Adam Zagajewski
Les singes
Un jour les singes se sont emparés du pouvoir.
Ils ont glissé des chevalières d'or à leurs doigts,
enfilé des chemises blanches amidonnéees,
ils se sont enfûmés de capiteux cigares de La Havane,
des chaussures vernies ont emprisonné leurs pieds.
Nous n'avons rien remarqué, absorbés que nous étions
dans nos occupations : quelqu'un lisait Aristote,
un autre vivait le grand amour.
Les allocutions des dirigeants sont devenues un peu cahotiques
et même cafouilleuses, mais de toutes façons jamais
nous ne les écoutions attentivement, préférant la musique.
Les guerres sont devenues encore plus sauvages,
les prisons se sont mises à empester davantage.
Il semble que les singes se soient emparé du pouvoir.
Les années trente
Les années trente
Je n'existe pas encore
L'herbe pointe
Une jeune fille mange une glace à la fraise
Quelqu'un écoute Schumann
( Schumann fou,
perdu)
Quel bonheur
Je n'existe pas encore
J'entends tout
Cherche à chanter le monde mutilé
Cherche à chanter le monde mutilé.
Rappelle les longues journées de juin
Et les fraises, les gouttes de vin rosé.
Les orties qui, méthodiquement, recouvraient
Les maisons abandonnées par ceux qui en avaient été chassés.
Tu dois chanter le monde mutilé.
Tu as regardé des bateaux et des voiliers élégants,
Attendus d’un long voyage
Ou seulement d’un néant saumâtre.
Tu as vu des réfugiés aller vers le néant,
Tu as entendu les bourreaux chanter allègrement.

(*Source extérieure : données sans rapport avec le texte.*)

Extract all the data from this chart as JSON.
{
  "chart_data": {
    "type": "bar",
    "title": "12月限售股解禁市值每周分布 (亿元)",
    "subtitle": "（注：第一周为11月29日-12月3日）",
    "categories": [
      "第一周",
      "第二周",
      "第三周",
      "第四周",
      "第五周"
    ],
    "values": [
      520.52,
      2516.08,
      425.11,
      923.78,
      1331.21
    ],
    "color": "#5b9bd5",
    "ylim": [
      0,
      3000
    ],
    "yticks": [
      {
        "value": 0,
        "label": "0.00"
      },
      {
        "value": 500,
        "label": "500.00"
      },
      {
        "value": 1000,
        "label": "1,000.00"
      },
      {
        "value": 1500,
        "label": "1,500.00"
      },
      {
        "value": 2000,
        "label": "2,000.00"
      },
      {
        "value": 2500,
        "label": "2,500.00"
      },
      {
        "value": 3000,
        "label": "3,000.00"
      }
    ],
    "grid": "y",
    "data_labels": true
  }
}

Tu devrais célébrer le monde mutilé.
Rappelle ces instants, quand vous étiez ensemble
Dans une chambre blanche et que le rideau bougeait.
Reviens par la pensée au concert, quand la musique explosa.
En automne tu ramassais les glands dans le parc
Et les feuilles voltigeaient sur les cicatrices de la terre.
Chante le monde mutilé
Et la petite plume grise perdue par la grive,
Et la lumière délicate qui erre, s’évanouit
Et puis revient.
( Mystique pour débutants, Ed Poésie Fayard 1999)
Zagajewski est né à Lvov en 1945. Il est un des poètes polonais parmi les plus importants aujourd'hui.